俺は今の店から一時的に店舗をヘルプとして移動することとなる。
後を任せる新たな女性のスタッフは、年配の美熟女という構えの人だが、正直Nさんと折り合いがつくかが怪しいところであった。
その問題は的中し、Nさんがたまに会う飲みの場で、叱って見せてやった、などの話をするのを苦笑いで聞くことが多かった。手加減無しの言いように、その場にいないOさんに同情することが多々あった。
しかし、俺もまた慣れない店舗、先に働いていたバイトスタッフ達との交流などなど、新しい環境を整えるだけで精一杯であり、その辺りの他人のことは闇に葬るしかなかった。
自分のことだけで精一杯なのだ。人は弱い生き物なのだ。
それでも俺のそんな外伝的な苦労とは裏腹に、思いの外会社は安定したようで、督促の電話は消え、一時的にも平穏な月を過ごすこととなる。
口座残高2桁という前代未聞の領域に入りかけていた俺の口座に、月末ついに働いた分以上の金が入ったりもした。
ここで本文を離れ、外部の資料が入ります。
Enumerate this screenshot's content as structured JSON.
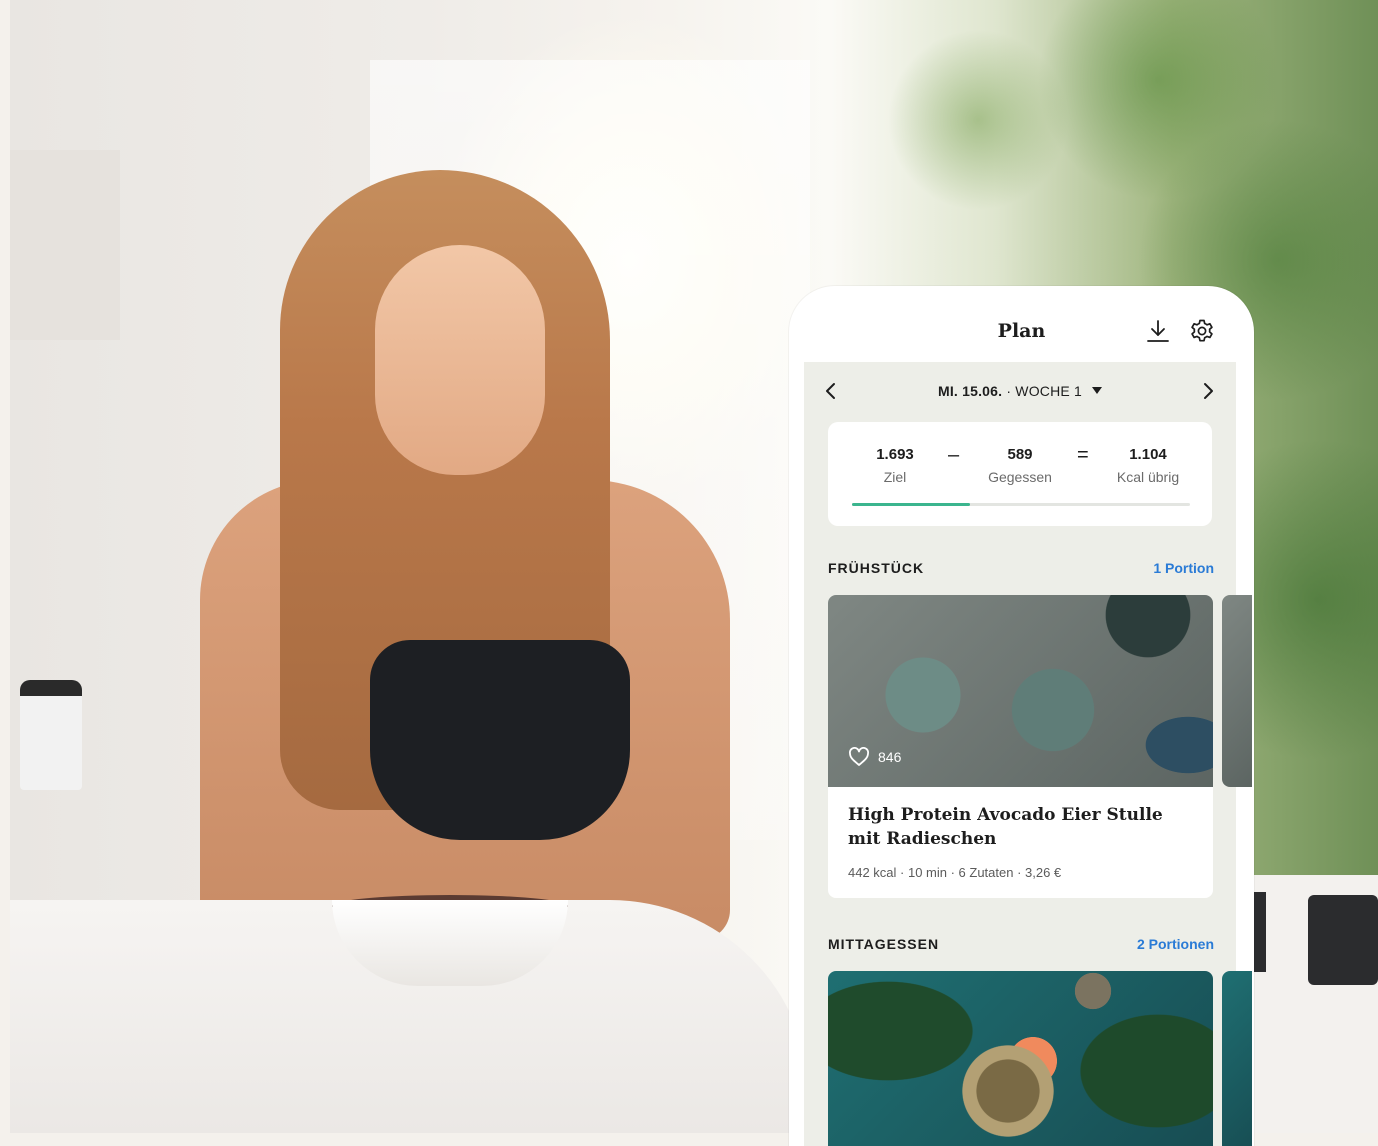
{
  "app": {
    "title": "Plan",
    "icons": {
      "download": "download-icon",
      "settings": "gear-icon"
    }
  },
  "date_nav": {
    "date": "MI. 15.06.",
    "week": " · WOCHE 1",
    "prev_icon": "chevron-left-icon",
    "next_icon": "chevron-right-icon"
  },
  "kcal": {
    "goal_value": "1.693",
    "goal_label": "Ziel",
    "minus": "–",
    "eaten_value": "589",
    "eaten_label": "Gegessen",
    "equals": "=",
    "left_value": "1.104",
    "left_label": "Kcal übrig",
    "progress_fraction": 0.348,
    "accent_color": "#3bb58e"
  },
  "breakfast": {
    "title": "FRÜHSTÜCK",
    "portions": "1 Portion",
    "recipe": {
      "likes": "846",
      "name": "High Protein Avocado Eier Stulle mit Radieschen",
      "meta": "442 kcal · 10 min · 6 Zutaten · 3,26 €"
    }
  },
  "lunch": {
    "title": "MITTAGESSEN",
    "portions": "2 Portionen"
  },
  "colors": {
    "link": "#2a7bd6",
    "plan_background": "#edeee8"
  }
}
とはいっても計算が面倒だったのだろう。二十万ぽっきり。
未払い分をどう計算したところで足りない金額だが、ちゃんと月末に金が入ってるだけでも頑張りのおかげだと思えてしまい許せてしまう。
安いものである。
***
ここからしばらく数か月は、特に面白味も無いよくある日記となるので、特筆しては書かない。
Oさんの泣き言を聞いたり、元の店に戻ったり、Nさんの誕生日を祝ったり、比較的普通も普通な日々を過ごすこととなった。
給料も満額必ず振り込まれ、Nさんの口座にすら金が入っており、彼女さんに高いバッグを買ってあげたという話を聞いたり、これが普通なんだよな、という日々を謳歌してやった。
夏には旅行まで企画された。
九十九里の寂れたホテルを貸し切っての一日限りの大騒ぎである。
――今思えば、どんなに金をケチったといえど、これを止めるべきだったのではないかと思わずにはいられない。
元々金の無かった会社である。そもそもたまりにたまったツケのような支払いがあるのに、店舗ごとの売上と元の融資金だけで回る筈が無い。
その時は、当然の如く着々と迫っていたのだ。